I find myself wondering if the trumpets and the Shofar were intended as two ways to do the same thing with different parts of our lives, both of which were necessary then, and remain so today.

The Shofar is a spiritual call to action – today we hear it as a wake up call around the New Year – demanding we assess our behaviour and heal both our relationships with one another, and with God. We turn inwards and hope to emerge changed. But it served a similar function in the ancient world, ushering in spiritually significant dates, and reminding the people of their spiritual and religious duties in the encampment.

The Trumpets, meanwhile, were a call to physical action – instructing the people to strike camp, to follow on to the next stop.

In many ways, it is the partnership of these two musical modes – a call to the spiritual and a call to action, that are at the core of Judaism. On a weekday morning when I pray, I put on (as you now can Leo) tefillin, black leather boxes that strap onto my head and my arm. They serve as a reminder of these two modes – that whatever we say in our heads and our hearts during our prayers, must be matched by our actions – symbolised by the leater straps bound around our hands and arms. The straps briefly mark our arms with red lines to remind us for a few minutes after prayers have finished, that we have to now make our spiritual life real in the physical world. We are called not only to live a life connected to God or the spiritual, but to live a life of action and engagement with the world around us.

Leo I know you understand how important action is, from your generous way of being in the world, your hard work and your thoughtful charitable giving. This morning you have also been able to take on the task of leading a community spiritually. Judaism is not one or the other. It doesn’t stop when we leave the synagogue this morning. It is both the silver trumpets, hammered and fashioned by us, and the Shofar, the naturally formed rams horn. We may all be inclined more towards one than the other, but they act as a balanced duo. If we are only creatures of the material world, we can become exhausted and lose sight of what is precious. If we are only spiritual beings, we would fail to be present in the world to enjoy its blessings, and to help it be better. Similarly Shabbat works to help us rest and reconnect spiritually, so that we can be energised, active participants in the world the other 6 days of the week.
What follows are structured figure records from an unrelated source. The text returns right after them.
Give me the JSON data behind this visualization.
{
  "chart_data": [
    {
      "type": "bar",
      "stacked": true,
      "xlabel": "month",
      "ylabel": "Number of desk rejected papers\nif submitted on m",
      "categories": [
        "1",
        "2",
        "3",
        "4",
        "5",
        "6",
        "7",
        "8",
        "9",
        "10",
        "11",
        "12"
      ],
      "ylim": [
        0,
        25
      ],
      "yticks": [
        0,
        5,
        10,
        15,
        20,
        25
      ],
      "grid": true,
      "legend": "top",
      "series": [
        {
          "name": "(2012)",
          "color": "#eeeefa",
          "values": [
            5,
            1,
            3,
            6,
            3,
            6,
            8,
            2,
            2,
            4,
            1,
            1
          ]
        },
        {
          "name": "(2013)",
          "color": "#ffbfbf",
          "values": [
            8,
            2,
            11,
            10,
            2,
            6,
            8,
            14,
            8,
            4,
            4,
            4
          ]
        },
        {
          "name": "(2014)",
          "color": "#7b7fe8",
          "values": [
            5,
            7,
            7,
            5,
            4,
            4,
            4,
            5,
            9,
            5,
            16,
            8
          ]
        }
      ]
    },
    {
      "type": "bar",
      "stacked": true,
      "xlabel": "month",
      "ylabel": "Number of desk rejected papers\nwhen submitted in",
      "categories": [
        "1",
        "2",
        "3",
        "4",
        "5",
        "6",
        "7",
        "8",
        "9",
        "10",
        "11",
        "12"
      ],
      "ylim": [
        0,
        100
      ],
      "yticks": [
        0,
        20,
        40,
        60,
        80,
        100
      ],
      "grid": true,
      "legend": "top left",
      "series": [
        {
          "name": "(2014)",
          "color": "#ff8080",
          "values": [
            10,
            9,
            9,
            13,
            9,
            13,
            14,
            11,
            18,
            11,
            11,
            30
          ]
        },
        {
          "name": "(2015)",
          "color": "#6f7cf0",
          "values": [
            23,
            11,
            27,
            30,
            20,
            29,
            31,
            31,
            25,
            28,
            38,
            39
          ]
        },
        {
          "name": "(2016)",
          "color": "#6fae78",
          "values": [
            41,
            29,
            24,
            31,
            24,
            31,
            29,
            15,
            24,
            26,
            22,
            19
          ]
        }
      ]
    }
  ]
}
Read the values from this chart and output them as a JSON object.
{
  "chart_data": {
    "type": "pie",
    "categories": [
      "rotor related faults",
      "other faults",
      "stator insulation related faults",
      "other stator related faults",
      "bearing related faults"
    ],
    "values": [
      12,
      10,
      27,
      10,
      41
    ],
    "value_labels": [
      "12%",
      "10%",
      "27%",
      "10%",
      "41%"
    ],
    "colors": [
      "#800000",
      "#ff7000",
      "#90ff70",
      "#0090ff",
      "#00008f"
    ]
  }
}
I want to thank Leo for helping me to take a second look at these silver trumpets. For me it is another brilliant illustration of how in every generation we turn the texts of the Torah and find something new or something that speaks to us in a different way. Studying with people who think differently to us can often help us discover things we would otherwise have totally missed. I hope Leo, and all of us here today, will be blessed for many years with study partners who help them look again, but who also help them connect to both the spiritual elements of life, and those areas where their action and movement can create a real difference in the world. I know that in Leo we have an extraordinary young man who will be able to do so much with his gifts, and that should give us all huge hope in the future, whether of the spiritual realm or the physical.